The corruption scandal has proved so toxic that no new sponsors have joined since well before the 2014 World Cup, while several have severed all ties with the world governing body including top partners Sony and Emirates.
Out of 14 tier one and tier two partner slots, only seven are currently filled. Efforts to find 20 regional sponsors - four from each continent - have failed completely.
The loss of income has had a drastic effect on FIFA's finances - it has forecast making a deficit of ?67million for 2015, the first time it will have made a loss since 2001.
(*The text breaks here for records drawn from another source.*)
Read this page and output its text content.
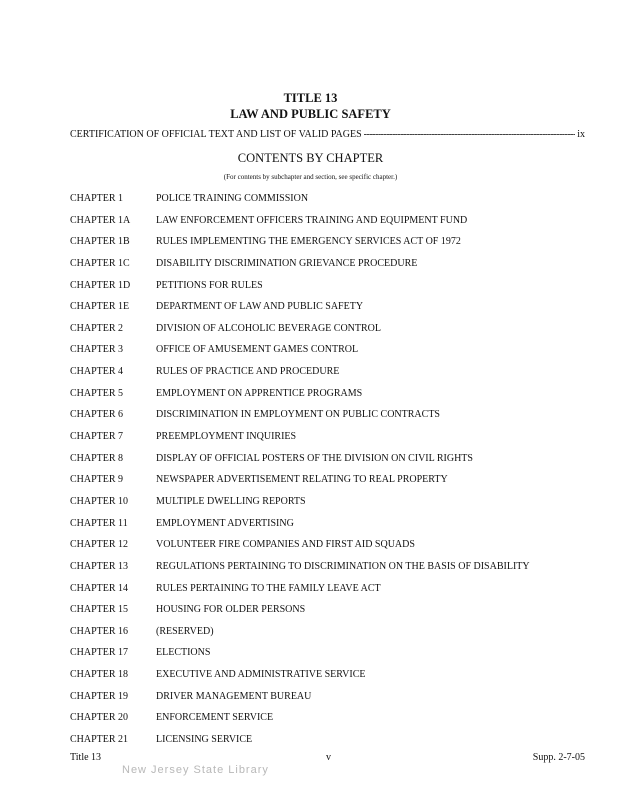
TITLE 13
LAW AND PUBLIC SAFETY
CERTIFICATION OF OFFICIAL TEXT AND LIST OF VALID PAGES
-----	ix
CONTENTS BY CHAPTER
(For contents by subchapter and section, see specific chapter.)
CHAPTER 1	POLICE TRAINING COMMISSION
CHAPTER 1A	LAW ENFORCEMENT OFFICERS TRAINING AND EQUIPMENT FUND
CHAPTER 1B	RULES IMPLEMENTING THE EMERGENCY SERVICES ACT OF 1972
CHAPTER 1C	DISABILITY DISCRIMINATION GRIEVANCE PROCEDURE
CHAPTER 1D	PETITIONS FOR RULES
CHAPTER 1E	DEPARTMENT OF LAW AND PUBLIC SAFETY
CHAPTER 2	DIVISION OF ALCOHOLIC BEVERAGE CONTROL
CHAPTER 3	OFFICE OF AMUSEMENT GAMES CONTROL
CHAPTER 4	RULES OF PRACTICE AND PROCEDURE
CHAPTER 5	EMPLOYMENT ON APPRENTICE PROGRAMS
CHAPTER 6	DISCRIMINATION IN EMPLOYMENT ON PUBLIC CONTRACTS
CHAPTER 7	PREEMPLOYMENT INQUIRIES
CHAPTER 8	DISPLAY OF OFFICIAL POSTERS OF THE DIVISION ON CIVIL RIGHTS
CHAPTER 9	NEWSPAPER ADVERTISEMENT RELATING TO REAL PROPERTY
CHAPTER 10	MULTIPLE DWELLING REPORTS
CHAPTER 11	EMPLOYMENT ADVERTISING
CHAPTER 12	VOLUNTEER FIRE COMPANIES AND FIRST AID SQUADS
CHAPTER 13	REGULATIONS PERTAINING TO DISCRIMINATION ON THE BASIS OF DISABILITY
CHAPTER 14	RULES PERTAINING TO THE FAMILY LEAVE ACT
CHAPTER 15	HOUSING FOR OLDER PERSONS
CHAPTER 16	(RESERVED)
CHAPTER 17	ELECTIONS
CHAPTER 18	EXECUTIVE AND ADMINISTRATIVE SERVICE
CHAPTER 19	DRIVER MANAGEMENT BUREAU
CHAPTER 20	ENFORCEMENT SERVICE
CHAPTER 21	LICENSING SERVICE
Title 13	v	Supp. 2-7-05
New Jersey State Library
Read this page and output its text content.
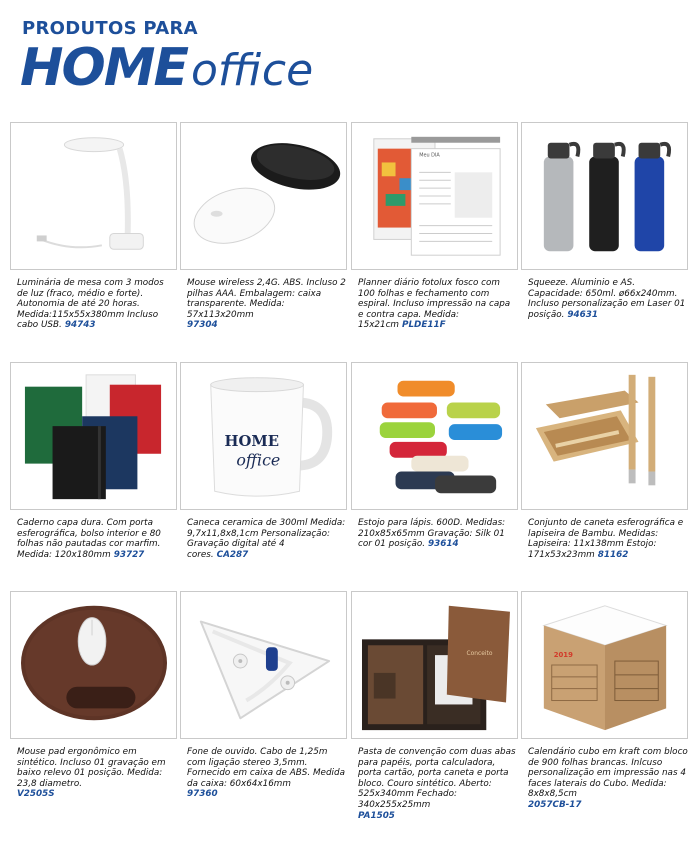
PRODUTOS PARA
HOMEoffice
Luminária de mesa com 3 modos de luz (fraco, médio e forte). Autonomia de até 20 horas. Medida:115x55x380mm Incluso cabo USB. 94743
Mouse wireless 2,4G. ABS. Incluso 2 pilhas AAA. Embalagem: caixa transparente. Medida: 57x113x20mm
97304
Meu DIA
Planner diário fotolux fosco com 100 folhas e fechamento com espiral. Incluso impressão na capa e contra capa. Medida: 15x21cm PLDE11F
Squeeze. Aluminio e AS. Capacidade: 650ml. ø66x240mm. Incluso personalização em Laser 01 posição. 94631
Caderno capa dura. Com porta esferográfica, bolso interior e 80 folhas não pautadas cor marfim. Medida: 120x180mm 93727
HOME
office
Caneca ceramica de 300ml Medida: 9,7x11,8x8,1cm Personalização: Gravação digital até 4 cores. CA287
Estojo para lápis. 600D. Medidas: 210x85x65mm Gravação: Silk 01 cor 01 posição. 93614
Conjunto de caneta esferográfica e lapiseira de Bambu. Medidas: Lapiseira: 11x138mm Estojo: 171x53x23mm 81162
Mouse pad ergonômico em sintético. Incluso 01 gravação em baixo relevo 01 posição. Medida: 23,8 diametro.
V2505S
Fone de ouvido. Cabo de 1,25m com ligação stereo 3,5mm. Fornecido em caixa de ABS. Medida da caixa: 60x64x16mm
97360
Conceito
Pasta de convenção com duas abas para papéis, porta calculadora, porta cartão, porta caneta e porta bloco. Couro sintético. Aberto: 525x340mm Fechado: 340x255x25mm
PA1505
2019
Calendário cubo em kraft com bloco de 900 folhas brancas. Inlcuso personalização em impressão nas 4 faces laterais do Cubo. Medida: 8x8x8,5cm
2057CB-17
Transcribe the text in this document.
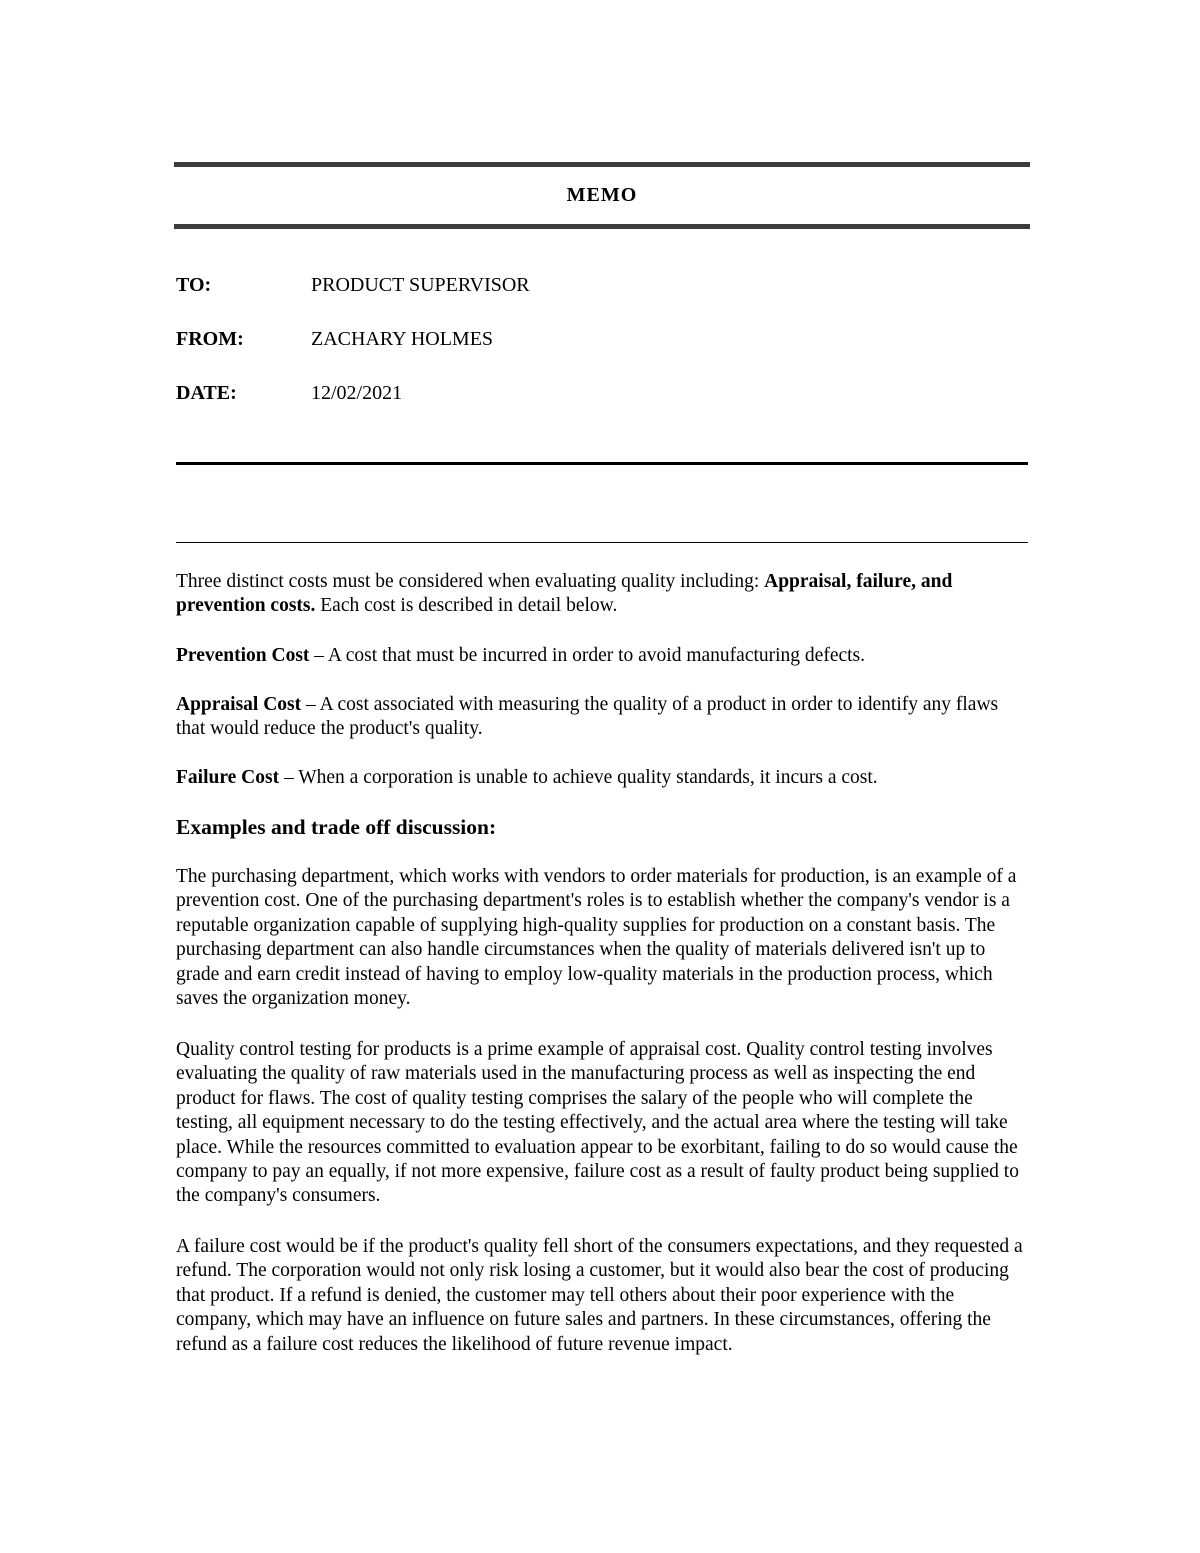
MEMO
TO:	PRODUCT SUPERVISOR
FROM:	ZACHARY HOLMES
DATE:	12/02/2021
Three distinct costs must be considered when evaluating quality including: Appraisal, failure, and prevention costs. Each cost is described in detail below.
Prevention Cost – A cost that must be incurred in order to avoid manufacturing defects.
Appraisal Cost – A cost associated with measuring the quality of a product in order to identify any flaws that would reduce the product's quality.
Failure Cost – When a corporation is unable to achieve quality standards, it incurs a cost.
Examples and trade off discussion:
The purchasing department, which works with vendors to order materials for production, is an example of a prevention cost. One of the purchasing department's roles is to establish whether the company's vendor is a reputable organization capable of supplying high-quality supplies for production on a constant basis. The purchasing department can also handle circumstances when the quality of materials delivered isn't up to grade and earn credit instead of having to employ low-quality materials in the production process, which saves the organization money.
Quality control testing for products is a prime example of appraisal cost. Quality control testing involves evaluating the quality of raw materials used in the manufacturing process as well as inspecting the end product for flaws. The cost of quality testing comprises the salary of the people who will complete the testing, all equipment necessary to do the testing effectively, and the actual area where the testing will take place. While the resources committed to evaluation appear to be exorbitant, failing to do so would cause the company to pay an equally, if not more expensive, failure cost as a result of faulty product being supplied to the company's consumers.
A failure cost would be if the product's quality fell short of the consumers expectations, and they requested a refund. The corporation would not only risk losing a customer, but it would also bear the cost of producing that product. If a refund is denied, the customer may tell others about their poor experience with the company, which may have an influence on future sales and partners. In these circumstances, offering the refund as a failure cost reduces the likelihood of future revenue impact.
FIFA marketing director Thierry Weil said: "FIFA is in contact with various companies and potential sponsors, but we are also realistic, and understand that until reforms are passed at the extraordinary congress, and a new president is elected, that it will be challenging to sign new partnerships.
"Given the ongoing discussions, I am confident that once the reforms are approved by the congress, we will indeed be able to realise our sponsorship concept."
Meanwhile, the European Club Association has hit out at proposed reforms which include expanding the World Cup from 32 teams to 40.
FIFA's executive committee has deferred a decision for reports by the organisation's administration, but there is strong support for the change, especially from Asia and Africa, and it could be implemented for the 2026 tournament.
An ECA statement said: "The recommendation to enhance the number of participating teams in the FIFA World Cup from 32 to 40 without prior consultation with the clubs (in full knowledge of the impact this will have on the professional club game), is proof that the proposed reforms are not at the required standard allowing for a new and modern FIFA.
"ECA will now take the required time to assess how it wishes to position itself in relation to this latest development leaving all options open. Clubs are not prepared to be further ignored."